Which brings me back to the point I really want to make. The neocon policy is not a neocon policy. It is the policy of Washington. It is not George Bush or Richard Perle. It is Washington and Wall Street. It is Boeing and Bank of America.

But, someone might say, Al Gore wouldn't have invaded Iraq. Yet, Bill Clinton and Al Gore attacked Iraq several times, maintained an illegal flyover program on the country that bombed the country almost daily, and enforced sanctions that killed hundreds of thousands of Iraqis. All of these policies along with others not mentioned created the situation George Bush and his administration found themselves in in March 2003.


The rise of the neocons is related to the historical situation the ruling class in the United States finds itself in. Economically weaker in terms of its debt and industrial output than at any time since WW II, Washington has been on a course of more frequent and greater use of military force to get its way in the world.
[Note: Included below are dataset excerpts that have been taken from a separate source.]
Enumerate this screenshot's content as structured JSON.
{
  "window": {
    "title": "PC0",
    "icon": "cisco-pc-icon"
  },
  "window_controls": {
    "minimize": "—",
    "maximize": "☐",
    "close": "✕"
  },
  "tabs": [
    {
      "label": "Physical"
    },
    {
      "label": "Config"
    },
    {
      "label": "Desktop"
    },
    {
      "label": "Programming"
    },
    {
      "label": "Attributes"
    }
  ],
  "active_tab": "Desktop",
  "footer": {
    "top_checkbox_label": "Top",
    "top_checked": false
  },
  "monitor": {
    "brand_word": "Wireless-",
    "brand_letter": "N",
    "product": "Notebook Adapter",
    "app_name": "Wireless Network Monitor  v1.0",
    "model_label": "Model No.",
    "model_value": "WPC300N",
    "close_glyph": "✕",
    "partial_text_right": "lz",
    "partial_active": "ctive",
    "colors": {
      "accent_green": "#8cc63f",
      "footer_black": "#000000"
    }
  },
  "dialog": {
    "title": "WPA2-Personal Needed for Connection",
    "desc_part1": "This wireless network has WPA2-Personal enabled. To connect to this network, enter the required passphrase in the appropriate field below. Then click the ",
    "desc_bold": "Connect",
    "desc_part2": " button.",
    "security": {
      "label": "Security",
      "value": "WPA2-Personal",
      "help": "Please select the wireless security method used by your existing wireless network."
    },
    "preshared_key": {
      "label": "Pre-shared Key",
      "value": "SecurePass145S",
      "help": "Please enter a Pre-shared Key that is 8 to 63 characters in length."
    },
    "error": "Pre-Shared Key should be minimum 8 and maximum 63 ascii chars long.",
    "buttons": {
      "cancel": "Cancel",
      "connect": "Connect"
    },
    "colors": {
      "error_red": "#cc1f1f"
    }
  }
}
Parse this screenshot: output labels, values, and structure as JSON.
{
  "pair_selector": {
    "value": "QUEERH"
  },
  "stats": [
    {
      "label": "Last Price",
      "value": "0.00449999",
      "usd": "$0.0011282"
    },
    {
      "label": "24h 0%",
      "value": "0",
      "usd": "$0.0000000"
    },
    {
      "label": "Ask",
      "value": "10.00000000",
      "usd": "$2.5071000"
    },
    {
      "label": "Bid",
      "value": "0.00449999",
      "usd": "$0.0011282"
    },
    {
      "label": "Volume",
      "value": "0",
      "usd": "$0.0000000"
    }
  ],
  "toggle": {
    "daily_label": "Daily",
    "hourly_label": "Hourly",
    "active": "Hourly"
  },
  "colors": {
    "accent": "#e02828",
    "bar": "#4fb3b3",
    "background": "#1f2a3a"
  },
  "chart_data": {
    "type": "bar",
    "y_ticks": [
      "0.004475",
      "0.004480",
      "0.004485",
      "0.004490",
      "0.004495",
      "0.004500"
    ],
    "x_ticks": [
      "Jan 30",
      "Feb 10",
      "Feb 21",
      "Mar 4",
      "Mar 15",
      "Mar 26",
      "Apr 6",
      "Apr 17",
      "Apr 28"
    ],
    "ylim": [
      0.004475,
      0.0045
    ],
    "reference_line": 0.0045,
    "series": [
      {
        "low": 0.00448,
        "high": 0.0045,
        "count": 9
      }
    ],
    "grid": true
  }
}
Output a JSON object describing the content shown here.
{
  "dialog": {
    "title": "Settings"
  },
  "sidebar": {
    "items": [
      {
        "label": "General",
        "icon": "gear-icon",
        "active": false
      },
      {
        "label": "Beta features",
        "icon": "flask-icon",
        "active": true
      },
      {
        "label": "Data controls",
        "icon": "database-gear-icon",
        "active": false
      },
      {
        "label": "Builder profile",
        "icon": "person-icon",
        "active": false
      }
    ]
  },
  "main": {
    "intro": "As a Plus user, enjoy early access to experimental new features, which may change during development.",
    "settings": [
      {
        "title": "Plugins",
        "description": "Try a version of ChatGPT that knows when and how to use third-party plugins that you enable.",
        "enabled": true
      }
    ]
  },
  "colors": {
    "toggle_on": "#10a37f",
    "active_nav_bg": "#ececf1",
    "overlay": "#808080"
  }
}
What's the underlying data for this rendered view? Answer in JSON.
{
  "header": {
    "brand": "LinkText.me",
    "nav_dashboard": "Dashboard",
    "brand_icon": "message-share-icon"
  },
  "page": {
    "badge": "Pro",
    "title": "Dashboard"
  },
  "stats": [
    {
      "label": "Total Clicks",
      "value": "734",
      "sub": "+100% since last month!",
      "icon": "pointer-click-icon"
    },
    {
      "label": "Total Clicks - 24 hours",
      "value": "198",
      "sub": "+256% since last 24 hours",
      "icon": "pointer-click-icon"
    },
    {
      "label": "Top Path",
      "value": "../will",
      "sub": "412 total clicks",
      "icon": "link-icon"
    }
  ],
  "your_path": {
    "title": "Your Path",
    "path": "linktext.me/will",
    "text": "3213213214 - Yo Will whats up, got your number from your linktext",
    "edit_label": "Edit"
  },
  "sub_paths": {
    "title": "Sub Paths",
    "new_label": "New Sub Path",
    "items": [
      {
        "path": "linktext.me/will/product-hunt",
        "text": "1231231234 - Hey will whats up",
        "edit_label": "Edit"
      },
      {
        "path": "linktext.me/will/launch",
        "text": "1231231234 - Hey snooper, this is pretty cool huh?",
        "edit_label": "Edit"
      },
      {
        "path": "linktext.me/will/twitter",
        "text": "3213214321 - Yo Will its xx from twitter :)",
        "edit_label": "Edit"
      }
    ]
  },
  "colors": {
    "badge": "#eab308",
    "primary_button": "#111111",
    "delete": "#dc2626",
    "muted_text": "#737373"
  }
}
Their hold on the controls of US power are being contested by other power elites but the other elites have been unable to maintain a successful challenge. Why? It is my opinion that this is because the other power elites in the US do not have a viable option to the aggressiveness of the neocons--at least not one that can achieve the goals all factions desire. In other words, the power elites that oppose the neocons methods still share their goals--the goals that the neocons have nicely titled the Project for a New American Century. The ongoing battle in Congress and between Congress and the White House over Iraq funding and withdrawal is the prominent battlefield in the struggle over how to achieve this era of hegemony.


While the crisis that the capitalist US finds itself in has certainly been exacerbated by the neocons hold on power, it would have come about sooner or later. Even if the neocons fail to get their man (or woman) into the White House in 2008, their strategy and approach will be ever present in whatever any neoliberal administration undertakes.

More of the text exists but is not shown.